The nurse introduces John to the occupational therapist, who helps John begin taking care of his ADLs, such as personal care, bathing, eating, and understanding the timing and administration of new medications. The occupational therapist addresses planning for his transition to the home environment by asking John about safety issues, anticipated barriers in the home, and assistive devices needed or used in the past. Together, they plan for strategies to address showering at home.
The next day, after his physical therapist has determined the level of assistance needed for John to ambulate safely, the nurse helps him venture out to the corridor, and he is able to walk slowly to the nurses’ station, which is 60 feet from his room. John takes two more corridor walks that day and four such walks each of the next two days.
By the time he is discharged on day five post surgery, John can walk in the hallway for 10 minutes at a time. The nurse reinforces the safety recommendation instructions from the physical therapist and reviews the detailed instructions with John on continuing with his exercise plan while at home.

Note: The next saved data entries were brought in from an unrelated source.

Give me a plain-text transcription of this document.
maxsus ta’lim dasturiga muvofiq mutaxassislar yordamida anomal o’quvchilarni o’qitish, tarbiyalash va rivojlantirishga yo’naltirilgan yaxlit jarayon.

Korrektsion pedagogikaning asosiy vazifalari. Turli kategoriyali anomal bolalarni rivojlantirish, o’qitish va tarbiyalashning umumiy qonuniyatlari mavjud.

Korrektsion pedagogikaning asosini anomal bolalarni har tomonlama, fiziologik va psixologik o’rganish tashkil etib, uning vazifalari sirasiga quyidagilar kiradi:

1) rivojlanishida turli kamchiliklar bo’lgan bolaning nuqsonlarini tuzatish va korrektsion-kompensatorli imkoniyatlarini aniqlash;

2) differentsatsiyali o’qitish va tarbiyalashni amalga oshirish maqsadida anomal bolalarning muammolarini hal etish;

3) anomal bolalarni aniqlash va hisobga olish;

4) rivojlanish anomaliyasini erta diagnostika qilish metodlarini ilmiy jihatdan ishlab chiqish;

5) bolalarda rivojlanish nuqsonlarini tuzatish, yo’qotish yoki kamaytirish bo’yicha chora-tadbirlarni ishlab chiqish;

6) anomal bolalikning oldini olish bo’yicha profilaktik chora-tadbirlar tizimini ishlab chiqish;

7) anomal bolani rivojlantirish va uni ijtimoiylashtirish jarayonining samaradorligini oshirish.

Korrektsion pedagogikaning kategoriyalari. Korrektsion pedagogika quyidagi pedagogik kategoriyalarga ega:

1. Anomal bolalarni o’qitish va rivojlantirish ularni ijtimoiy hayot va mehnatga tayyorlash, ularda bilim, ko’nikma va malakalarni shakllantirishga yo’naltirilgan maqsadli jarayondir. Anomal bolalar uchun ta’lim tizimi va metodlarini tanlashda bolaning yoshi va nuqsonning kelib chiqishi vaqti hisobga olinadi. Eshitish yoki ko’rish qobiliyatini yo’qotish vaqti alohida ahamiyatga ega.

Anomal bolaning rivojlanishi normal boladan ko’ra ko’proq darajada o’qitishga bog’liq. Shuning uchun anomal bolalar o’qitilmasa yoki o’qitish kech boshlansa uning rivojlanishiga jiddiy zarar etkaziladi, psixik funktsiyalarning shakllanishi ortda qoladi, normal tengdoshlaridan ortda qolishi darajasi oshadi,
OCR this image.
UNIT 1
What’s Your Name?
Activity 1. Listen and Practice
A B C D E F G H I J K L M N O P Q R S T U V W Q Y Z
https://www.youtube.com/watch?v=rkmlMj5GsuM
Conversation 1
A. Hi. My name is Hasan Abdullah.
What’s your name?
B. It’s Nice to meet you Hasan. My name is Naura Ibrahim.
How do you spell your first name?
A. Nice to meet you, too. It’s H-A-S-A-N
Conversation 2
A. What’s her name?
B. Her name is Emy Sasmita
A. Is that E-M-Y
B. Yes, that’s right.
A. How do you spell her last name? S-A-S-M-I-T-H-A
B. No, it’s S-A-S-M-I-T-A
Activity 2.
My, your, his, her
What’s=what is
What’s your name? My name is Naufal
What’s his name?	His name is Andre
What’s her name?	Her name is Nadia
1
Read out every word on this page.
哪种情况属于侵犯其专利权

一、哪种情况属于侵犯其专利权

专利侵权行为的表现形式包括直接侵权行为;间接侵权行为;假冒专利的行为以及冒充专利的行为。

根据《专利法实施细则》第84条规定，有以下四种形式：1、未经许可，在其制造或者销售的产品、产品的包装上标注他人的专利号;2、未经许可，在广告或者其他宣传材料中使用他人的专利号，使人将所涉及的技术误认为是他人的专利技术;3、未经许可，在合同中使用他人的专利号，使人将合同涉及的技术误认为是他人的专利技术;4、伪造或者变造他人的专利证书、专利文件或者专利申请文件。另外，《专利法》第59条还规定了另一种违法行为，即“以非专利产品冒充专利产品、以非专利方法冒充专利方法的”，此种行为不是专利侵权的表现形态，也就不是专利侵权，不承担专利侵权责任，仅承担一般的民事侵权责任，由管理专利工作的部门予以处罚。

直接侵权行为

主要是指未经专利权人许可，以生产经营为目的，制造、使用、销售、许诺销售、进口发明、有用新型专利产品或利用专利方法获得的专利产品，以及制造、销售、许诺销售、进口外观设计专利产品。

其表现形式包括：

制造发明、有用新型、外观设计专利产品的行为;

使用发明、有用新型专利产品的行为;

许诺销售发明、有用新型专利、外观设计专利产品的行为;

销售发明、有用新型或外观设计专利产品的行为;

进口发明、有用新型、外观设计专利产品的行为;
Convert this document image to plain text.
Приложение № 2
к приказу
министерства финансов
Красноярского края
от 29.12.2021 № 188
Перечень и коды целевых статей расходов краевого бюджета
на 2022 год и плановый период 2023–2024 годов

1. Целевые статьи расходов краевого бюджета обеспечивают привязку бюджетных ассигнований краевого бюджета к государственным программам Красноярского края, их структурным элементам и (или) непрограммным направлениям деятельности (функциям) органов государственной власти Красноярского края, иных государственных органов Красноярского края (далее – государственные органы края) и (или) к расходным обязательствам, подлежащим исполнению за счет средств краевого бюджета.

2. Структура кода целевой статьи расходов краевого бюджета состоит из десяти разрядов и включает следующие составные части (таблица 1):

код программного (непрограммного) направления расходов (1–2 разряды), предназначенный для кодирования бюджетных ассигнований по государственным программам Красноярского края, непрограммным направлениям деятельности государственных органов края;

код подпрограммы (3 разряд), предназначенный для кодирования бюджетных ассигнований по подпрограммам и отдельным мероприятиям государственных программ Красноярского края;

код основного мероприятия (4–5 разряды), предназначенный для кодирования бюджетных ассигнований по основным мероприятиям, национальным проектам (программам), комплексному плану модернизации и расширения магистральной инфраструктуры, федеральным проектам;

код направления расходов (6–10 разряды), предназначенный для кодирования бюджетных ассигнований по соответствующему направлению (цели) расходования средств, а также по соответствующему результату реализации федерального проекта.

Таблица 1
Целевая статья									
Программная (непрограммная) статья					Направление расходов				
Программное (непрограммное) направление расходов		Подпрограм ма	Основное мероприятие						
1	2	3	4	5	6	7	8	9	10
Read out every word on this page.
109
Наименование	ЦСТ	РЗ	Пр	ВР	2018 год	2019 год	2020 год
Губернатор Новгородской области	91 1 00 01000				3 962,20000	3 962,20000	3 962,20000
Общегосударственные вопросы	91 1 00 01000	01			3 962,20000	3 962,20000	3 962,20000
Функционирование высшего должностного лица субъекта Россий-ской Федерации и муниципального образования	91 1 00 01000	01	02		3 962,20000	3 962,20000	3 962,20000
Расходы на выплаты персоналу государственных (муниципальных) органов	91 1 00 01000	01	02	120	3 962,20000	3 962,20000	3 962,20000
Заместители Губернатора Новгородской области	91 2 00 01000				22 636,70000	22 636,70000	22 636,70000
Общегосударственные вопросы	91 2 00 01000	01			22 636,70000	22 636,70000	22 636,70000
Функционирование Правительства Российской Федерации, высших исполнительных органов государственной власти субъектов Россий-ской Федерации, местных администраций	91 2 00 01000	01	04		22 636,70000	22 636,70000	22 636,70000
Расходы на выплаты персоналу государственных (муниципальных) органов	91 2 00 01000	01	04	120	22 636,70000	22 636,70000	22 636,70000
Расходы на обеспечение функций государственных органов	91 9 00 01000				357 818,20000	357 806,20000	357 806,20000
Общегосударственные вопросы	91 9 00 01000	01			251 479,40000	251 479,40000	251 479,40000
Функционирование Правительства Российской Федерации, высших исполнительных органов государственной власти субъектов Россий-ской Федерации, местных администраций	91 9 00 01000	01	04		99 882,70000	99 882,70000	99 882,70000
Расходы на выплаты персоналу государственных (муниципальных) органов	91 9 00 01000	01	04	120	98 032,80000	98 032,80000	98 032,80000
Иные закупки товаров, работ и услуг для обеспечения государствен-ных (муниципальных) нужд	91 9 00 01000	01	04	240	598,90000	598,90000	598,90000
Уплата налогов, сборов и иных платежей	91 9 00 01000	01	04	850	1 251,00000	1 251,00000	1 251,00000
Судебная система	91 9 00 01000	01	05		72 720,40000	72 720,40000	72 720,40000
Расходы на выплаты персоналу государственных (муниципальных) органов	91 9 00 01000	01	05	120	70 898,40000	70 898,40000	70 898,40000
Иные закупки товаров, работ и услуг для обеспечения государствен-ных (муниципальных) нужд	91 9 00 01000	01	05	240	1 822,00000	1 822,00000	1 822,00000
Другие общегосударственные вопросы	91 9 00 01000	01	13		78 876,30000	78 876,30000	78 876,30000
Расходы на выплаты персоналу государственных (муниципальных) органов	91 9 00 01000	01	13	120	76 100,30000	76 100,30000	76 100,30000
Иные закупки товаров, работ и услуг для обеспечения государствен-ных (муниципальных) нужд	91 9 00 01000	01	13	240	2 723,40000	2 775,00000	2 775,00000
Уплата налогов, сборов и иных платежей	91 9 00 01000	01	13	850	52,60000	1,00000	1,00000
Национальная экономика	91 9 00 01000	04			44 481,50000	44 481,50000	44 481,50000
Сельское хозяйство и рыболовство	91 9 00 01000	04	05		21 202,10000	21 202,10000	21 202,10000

The nurse has John repeat back to him how he will adapt his ADLs to accommodate his temporary restrictions and his plans to work toward and improve his preoperative level of function.
John has support at home from his wife, and the nurse schedules a home health visit twice a week for one month to monitor his progress. John is also scheduled to see his doctor and the physical therapist for a follow-up visit in one week to start his long-term outpatient cardiac rehabilitation program.
DISCHARGE PLANNING AND EDUCATION
Discharge planning following a cardiac event or procedure may include the following patient education and instructions:
- Monitor for signs of infection (redness, swelling, discharge, drainage, fever, or sore throat).
- Recognize the symptoms to be reported.
- Know how to take care of any dressings or incisions, including what to do to protect the operative site during bathing/showering.
- Understand the warning signs for arterial reocclusion (angina, dizziness, dyspnea, rapid or irregular pulse, and shortness of breath).
- Monitor body weight and notify the primary care provider of any weight gain of more than 3 lbs (1.4 kg) in one week.
- Follow any special dietary instructions (especially any sodium and cholesterol restrictions).
- Restrict any lifting to <10 lbs. for 4 to 6 weeks.
- Maintain a good sleep routine, with at least 8 hours of sleep each night and short rest periods throughout the day.
- Participate in an exercise program and cardiac rehabilitation recommendations, including specific restrictions and when activities can be resumed.
- Follow any lifestyle modifications recommended (smoking cessation, nutrition, and exercise programs).
- Understand the dose, indication, frequency, and side effects of all prescribed medications.
- Understand the follow-up plan of care, including visits with cardiology, the surgeon, and the primary care provider.